As lideranças que cotejam o apoio de Bolsonaro também estão ignorando os efeitos do trumpismo para o Brasil, adotando o boné do “Make America Great Again” como vestimenta de festa - e sorrindo para a foto. Não precisamos e nem devemos brigar com os Estados Unidos, um parceiro relevante que vai além dos governos de ocasião. Só que milhares de brasileiros serão expulsos dos Estados Unidos até o final de 2026. O que os governadores intitulados bolsonaristas moderados têm a dizer sobre isso aos eleitores brasileiros? É provável que o Mercosul consiga um acordo com a União Europeia e o Brasil aprofunde cada vez mais as relações econômicas com a Ásia, sobretudo com a China. Se Trump quiser melar esses negócios, o que dirão Zema, Tarcísio, Ratinho Jr. e Caiado?

Aparentemente, esses governadores só entenderam os efeitos nefastos do bolsonarismo com a bomba comercial nuclear jogada por Trump no Brasil, que vai prejudicar o país em nome da salvação do patriarca bolsonarista. Mas a reviravolta dessas lideranças tem sido tímida e ainda tentando manter Jair Bolsonaro no armário, para ninguém ver. Será mesmo que descobriram quem são realmente os Bolsonaros?

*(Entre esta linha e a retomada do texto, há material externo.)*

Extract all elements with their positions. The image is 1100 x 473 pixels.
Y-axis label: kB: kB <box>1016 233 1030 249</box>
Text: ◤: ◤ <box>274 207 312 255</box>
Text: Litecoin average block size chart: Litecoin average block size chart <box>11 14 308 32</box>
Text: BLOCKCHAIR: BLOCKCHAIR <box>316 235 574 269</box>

Há três hipóteses aqui. A primeira é que tais governadores, ou a maioria deles, ainda são amadores e não compreenderam o que está em jogo - neste caso, não estão preparados para serem lideranças nacionais. A segunda possibilidade é que são cínicos, querendo apenas o espólio eleitoral, o que é preocupante porque a extrema direita não vai deixá-los em paz na eleição de 2026. Por fim, pode ser que comunguem de quase todas as ideias do bolsonarismo, mas escondam o seu perfil ideológico com a máscara de moderados. Aí é mais perigoso, porque poderiam gerar um estelionato eleitoral.

Saber quem são, de verdade, os governadores que bajulam Bolsonaro e se vendem como moderados é algo central para o futuro do país. Afinal, é preciso saber com quem se contará na próxima porrada que Trump dará no Brasil.

*Fernando Abrucio, doutor em ciência política pela USP e professor da Fundação Getulio Vargas.